Rachel Thompson  sources full body workouts to get you beach ready.

ABS

Girls- A twist on the traditional sit up is abdominal pulses. Lie on your back with toes on the ground (ankles lifted), elevate your shoulders reaching towards your toes and pulse arms for count of ten. Then lift legs so vertically above you, shoulders lifted away. Do three sets of each.

Boys– A twist, this is a rotational movement that targets every muscle in your core and helps to tighten your waistline. Place arms straight out in front of you (palms touching), then twist and hold the torso on each side alternatively. Do this for a count of twenty.

ARMS

Girls- For strong arms the plank is always the best method. Hold a thirty second plank (balancing on your elbows) have a mini break and repeat three times. Followed by some dolphin dives- form the plank position, from here push your nose forward to the ground in front of your hands and then up towards the ceiling- repeat this smooth motion five times.

Boys-If you’re into fitness, you know how important and beneficial exercises like pull-ups are. They work your entire upper body from the back to the forearms. The reason an arched back pull-up is more efficient than a regular pull-up is because it works all of your pulling muscles at once. Arching your back using a neutral grip gives you a horizontal and vertical pull in one motion, intensely working out your arms. Do sets of ten until your arms fatigue.

ARSE

Girls– Start in a narrow leg squat position, do eight individual squats, then sink down and hold the squat position for ten pulses, hold for a further five and then change to a wide leg position. Again, eight individual squats, ten pulses and a five second hold.

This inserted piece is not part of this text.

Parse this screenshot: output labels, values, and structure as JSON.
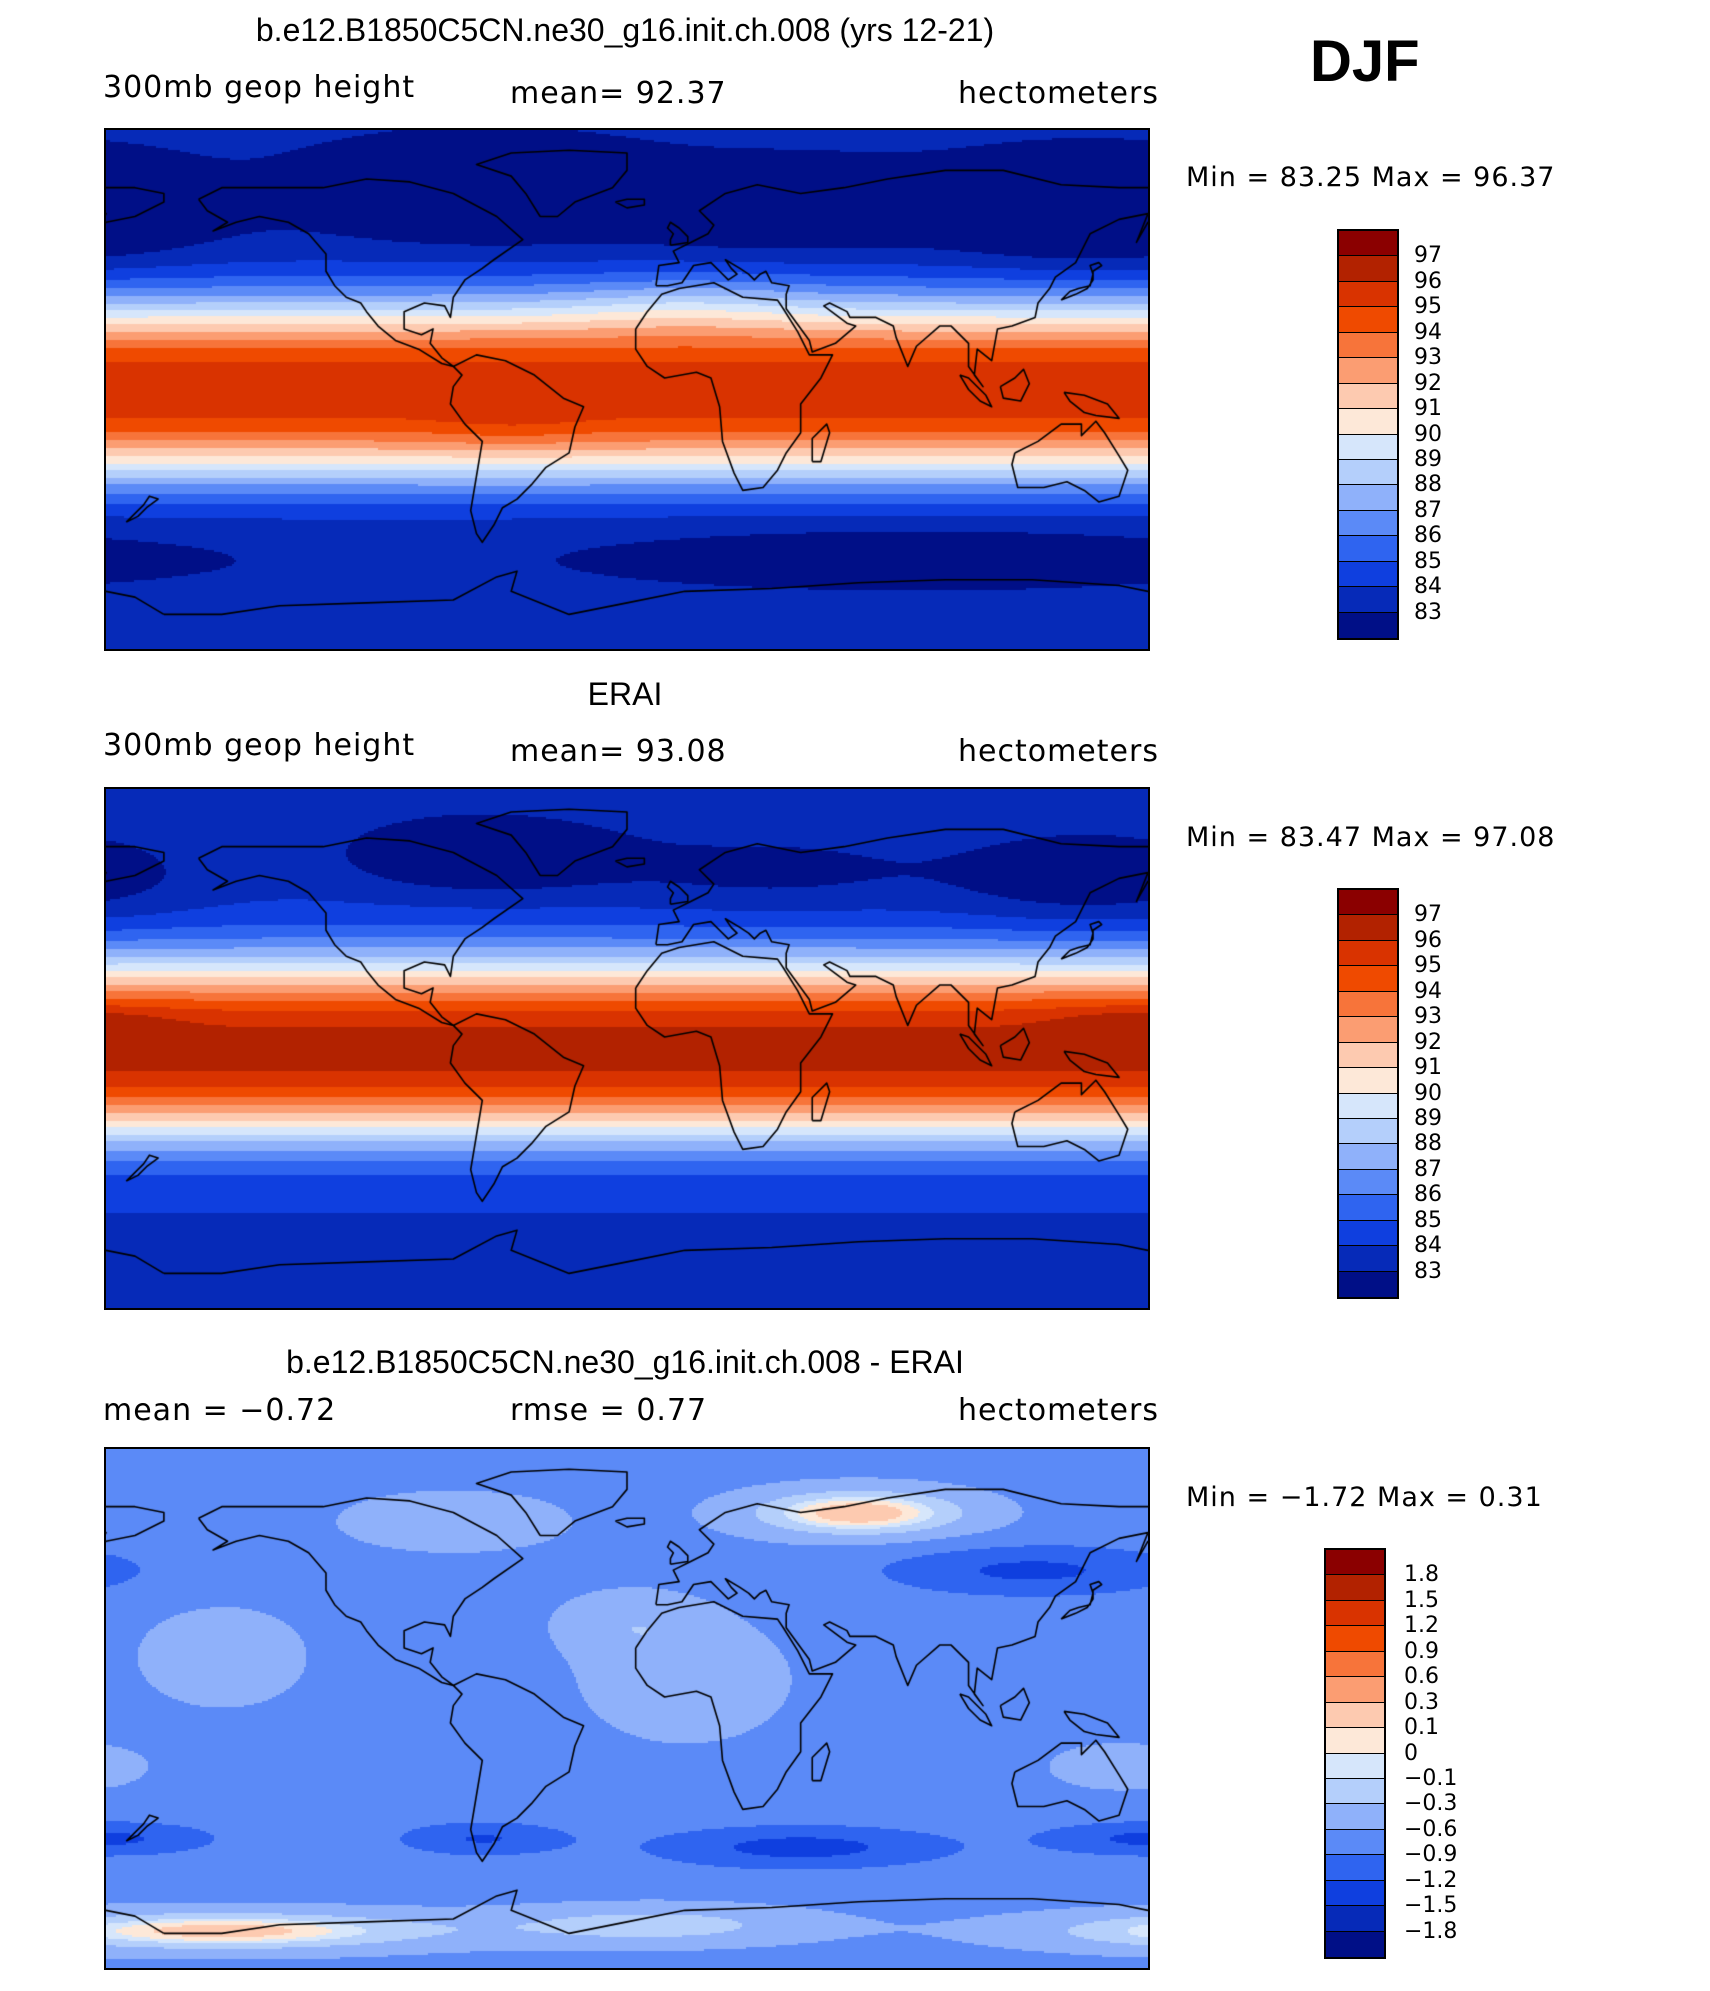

Boys– The table exercise, This works both the glutes and the back. Sit on the floor, legs bent, arms straight and fingers facing forwards. Drive your hips up to add strength to your glutes and back, then lower, repeat this action fifteen times.

LEGS

Girls- Lunges are brilliant for creating strong, lean legs. Mix it up with static and dynamic sets. For static lunges do ten individual lunges, then do a ten second hold on each leg. Follow this with some dynamic lunges, do ten of these; jumping from one lunge position to the other.

Boys- Mountain climbers- Lock and load your core with this combination move that calls on both your stability and your explosive power. From your plank hold, jump feet forward and back alternating from leg to leg and remember control trumps speed. Do this exercise for one minute, pause, then repeat for another minute.